Cervical Dystonia in a Headache Population: General Medical Education (GME) Training to Standardize Screening
Ryoichi Inoue1, Kenneth Dalton3, Nawaz Hack4, Virginia Baker2
1U.S.Naval Hospital Yokosuka, 2Department of Neurology, U.S.Naval Hospital Yokosuka, 3Department of Neurology, Walter Reed National Military Medical Center, 4UTRGV Institute of Neuroscience, University of Texas Rio Grande Valley
Objective:

To highlight the importance of GME training on screening for cervical dystonia in patients presenting for headaches or cervicalgia. 

Background:
Cervical dystonia (CD) is a condition of involuntary overactivation of the cervical musculature resulting in abnormal head posture. Notably, comorbid headache in CD is present in up to 75% of patients.  Although the prevalence of CD is reported to be quite low, underdiagnosis or misdiagnosis is common.

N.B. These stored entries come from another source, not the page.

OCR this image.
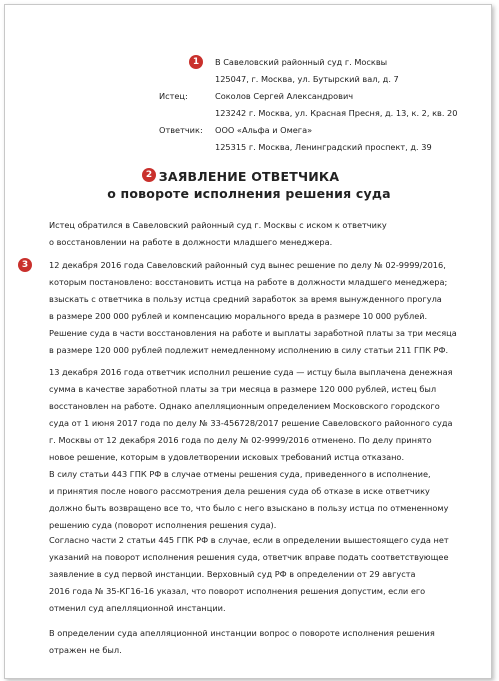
1
2
3
В Савеловский районный суд г. Москвы
125047, г. Москва, ул. Бутырский вал, д. 7
Истец:	Соколов Сергей Александрович
123242 г. Москва, ул. Красная Пресня, д. 13, к. 2, кв. 20
Ответчик: ООО «Альфа и Омега»
125315 г. Москва, Ленинградский проспект, д. 39
ЗАЯВЛЕНИЕ ОТВЕТЧИКА
о повороте исполнения решения суда
Истец обратился в Савеловский районный суд г. Москвы с иском к ответчику
о восстановлении на работе в должности младшего менеджера.
12 декабря 2016 года Савеловский районный суд вынес решение по делу № 02-9999/2016,
которым постановлено: восстановить истца на работе в должности младшего менеджера;
взыскать с ответчика в пользу истца средний заработок за время вынужденного прогула
в размере 200 000 рублей и компенсацию морального вреда в размере 10 000 рублей.
Решение суда в части восстановления на работе и выплаты заработной платы за три месяца
в размере 120 000 рублей подлежит немедленному исполнению в силу статьи 211 ГПК РФ.
13 декабря 2016 года ответчик исполнил решение суда — истцу была выплачена денежная
сумма в качестве заработной платы за три месяца в размере 120 000 рублей, истец был
восстановлен на работе. Однако апелляционным определением Московского городского
суда от 1 июня 2017 года по делу № 33-456728/2017 решение Савеловского районного суда
г. Москвы от 12 декабря 2016 года по делу № 02-9999/2016 отменено. По делу принято
новое решение, которым в удовлетворении исковых требований истца отказано.
В силу статьи 443 ГПК РФ в случае отмены решения суда, приведенного в исполнение,
и принятия после нового рассмотрения дела решения суда об отказе в иске ответчику
должно быть возвращено все то, что было с него взыскано в пользу истца по отмененному
решению суда (поворот исполнения решения суда).
Согласно части 2 статьи 445 ГПК РФ в случае, если в определении вышестоящего суда нет
указаний на поворот исполнения решения суда, ответчик вправе подать соответствующее
заявление в суд первой инстанции. Верховный суд РФ в определении от 29 августа
2016 года № 35-КГ16-16 указал, что поворот исполнения решения допустим, если его
отменил суд апелляционной инстанции.
В определении суда апелляционной инстанции вопрос о повороте исполнения решения
отражен не был.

This is likely due to the challenging physical diagnosis often requiring a movement disorder specialist, and the lack of focused training in neurology residency programs.  Although CD can improve with Botulinum toxin (BT), greater than 50% of patients remain untreated. 
Design/Methods:
From 2017-2020, an IRB-reviewed Quality Improvement Project was initiated by a Movement Disorder Neurologist in a GME-Residency program.  Chart review was performed on all patients presenting for headache, migraine, or cervicalgia, and the Toronto Western Spasmodic Torticollis Rating Scale (TWSTRS) was performed to assess for comorbid cervical dystonia. 
Results:

During this timeframe, 6455 patients presented for headache, migraine, cervical dystonia, or cervicalgia.  306 patients were diagnosed with both cervicalgia and headache.  Of those patients, 5% were ultimately diagnosed with cervical dystonia.  All diagnoses of cervical dystonia were made by a Movement Disorder Neurologist or resident trained in this screening approach.  All patients diagnosed with cervical dystonia had chronic headaches, and most had daily headaches.  Of patients diagnosed with cervical dystonia, 86% were started on treatment with BT, with a 91% success rate. 

Conclusions:

Patients with cervical dystonia commonly present to Neurology for headache or migraine, as comorbid pain is frequent. Underdiagnosis of dystonia may lead to suboptimal treatment choices.  Formalized training of residents to use TWSTRS on patients with headache and cervicalgia may enhance diagnosis and improve treatment outcomes.